Eaton is far from the only company looking at blending PPE and technology. A June report from the European Agency for Safety and Health at Work noted a lot of interest in "smart PPE" but cautioned it's a new area lacking in the standards and testing protocols available for regular PPE.
An August report from consulting firm Technavio estimated an 11 percent annual growth rate for smart PPE from 2020 to 2024.
Part of larger effort
Eaton's work with face shields was part of a larger effort that started April 1 by Gov. Mike DeWine, the Ohio Manufacturing Alliance to Fight COVID-19, to help build up the state government's stockpiles of PPE.
In all, more than 30 manufacturers in several groups working independently of one another delivered more than 1 million face shields, said Ethan Karp, CEO of the Cleveland-based Manufacturing Advocacy and Growth Network and one of the coordinators.
"The state ended up distributing them wide and far," Karp said. "I know they're going to everyone from the poll workers who are going to be out there in (less than) two weeks to hospitals that needed them to nursing homes."
"We regularly see these on news reports," he said. "I couldn't tell you exactly where and how they were distributed, but we delivered all within the time period they wanted, within those five weeks."
Not that it was easy. Companies worked nights and weekends to compress mold building and product development that can take weeks down into a harried 10 days. The manufacturing that followed had its own challenges.
"I would say it was very tough, things went wrong. Some manufacturers didn't perform, and then some overperformed and picked up the slack," Karp said.
Having that redundancy in the systems turned out to be crucial, he said.
"We had so much going on that couldn't go off without a hitch," he said. "Redundancy is required when going superfast. That was a learning (moment). It was super-well learned."
For example, the group ran into trouble early on, sourcing a large order of polycarbonate needed for the shields.
"When one of our plastic suppliers said, 'We've got all the plastics you need,' and then they said, 'Nope, we have this inferior plastic, actually,' we then had to scramble to get the hardest-to-find ingredients very quickly," Karp said. "We had three or four different companies search everywhere, lean on their friends and get us the material that was needed for this lifesaving process.
"The people you trust, in times of crisis, are critical," he said. "We were creating this all new, so we didn't know who to trust.
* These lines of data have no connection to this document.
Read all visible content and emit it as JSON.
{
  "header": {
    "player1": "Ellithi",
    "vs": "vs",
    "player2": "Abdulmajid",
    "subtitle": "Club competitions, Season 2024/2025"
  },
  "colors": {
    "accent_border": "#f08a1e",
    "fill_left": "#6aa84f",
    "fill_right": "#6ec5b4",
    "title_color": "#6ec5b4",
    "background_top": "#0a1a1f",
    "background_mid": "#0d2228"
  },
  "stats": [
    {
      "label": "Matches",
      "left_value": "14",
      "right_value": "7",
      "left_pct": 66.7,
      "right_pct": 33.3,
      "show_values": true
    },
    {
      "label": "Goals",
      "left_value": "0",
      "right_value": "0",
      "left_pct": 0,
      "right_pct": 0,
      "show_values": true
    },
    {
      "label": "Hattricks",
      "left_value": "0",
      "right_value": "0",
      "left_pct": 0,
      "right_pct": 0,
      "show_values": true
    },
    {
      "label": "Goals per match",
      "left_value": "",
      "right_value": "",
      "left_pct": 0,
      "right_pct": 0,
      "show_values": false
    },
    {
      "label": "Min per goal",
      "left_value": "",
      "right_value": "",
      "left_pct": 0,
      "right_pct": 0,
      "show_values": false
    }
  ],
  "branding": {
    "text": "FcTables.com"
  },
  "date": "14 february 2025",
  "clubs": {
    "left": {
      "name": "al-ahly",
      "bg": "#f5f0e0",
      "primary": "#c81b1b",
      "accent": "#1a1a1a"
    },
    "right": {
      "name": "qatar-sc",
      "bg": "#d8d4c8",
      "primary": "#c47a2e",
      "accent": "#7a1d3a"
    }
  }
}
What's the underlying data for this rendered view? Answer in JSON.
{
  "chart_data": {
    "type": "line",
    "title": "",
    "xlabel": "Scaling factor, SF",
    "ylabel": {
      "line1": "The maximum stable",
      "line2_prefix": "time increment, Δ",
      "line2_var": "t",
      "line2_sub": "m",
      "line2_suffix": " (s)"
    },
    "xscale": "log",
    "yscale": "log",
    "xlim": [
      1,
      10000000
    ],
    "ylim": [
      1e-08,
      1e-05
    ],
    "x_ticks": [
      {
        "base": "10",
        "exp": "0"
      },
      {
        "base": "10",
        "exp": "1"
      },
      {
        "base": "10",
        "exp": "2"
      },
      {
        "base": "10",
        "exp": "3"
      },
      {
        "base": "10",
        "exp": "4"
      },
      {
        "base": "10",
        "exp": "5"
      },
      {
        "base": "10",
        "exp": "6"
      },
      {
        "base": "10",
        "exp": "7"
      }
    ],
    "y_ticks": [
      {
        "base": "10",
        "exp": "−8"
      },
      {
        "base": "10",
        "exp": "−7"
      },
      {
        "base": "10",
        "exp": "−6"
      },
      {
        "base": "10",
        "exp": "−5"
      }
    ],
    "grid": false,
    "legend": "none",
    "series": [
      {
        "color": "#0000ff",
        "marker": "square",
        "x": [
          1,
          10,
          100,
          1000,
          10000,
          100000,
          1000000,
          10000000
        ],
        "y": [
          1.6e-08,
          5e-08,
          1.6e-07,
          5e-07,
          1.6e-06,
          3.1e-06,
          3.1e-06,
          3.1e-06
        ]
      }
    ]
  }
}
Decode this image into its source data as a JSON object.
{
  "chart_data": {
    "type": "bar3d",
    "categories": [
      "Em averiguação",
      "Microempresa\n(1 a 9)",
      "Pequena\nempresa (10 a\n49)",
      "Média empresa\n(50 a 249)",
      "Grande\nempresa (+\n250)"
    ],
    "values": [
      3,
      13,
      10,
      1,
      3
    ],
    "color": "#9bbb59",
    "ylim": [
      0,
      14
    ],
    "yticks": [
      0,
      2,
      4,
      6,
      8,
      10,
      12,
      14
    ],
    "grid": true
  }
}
Now we know who to trust."
Karp sees larger lessons for the companies that worked on the program.
Manufacturers face a lot of challenges, he said, from building a strong workforce to modernizing their factories to handle the interconnected, Industry 4.0 technology linking their machines and that Eaton's using in its upgraded PPE. The way that supply chains responded in the face shield program shows resilience, he said.
"This shows in many ways the strength of our industry and its innovation and ingenuity and its spirit," he said. "This is perhaps very fuzzy, but I think it's so important when we look at the other things that manufacturers are going to need to do in the future around adopting technologies and advancing their business model — all of the things that are coming along with Industry 4.0."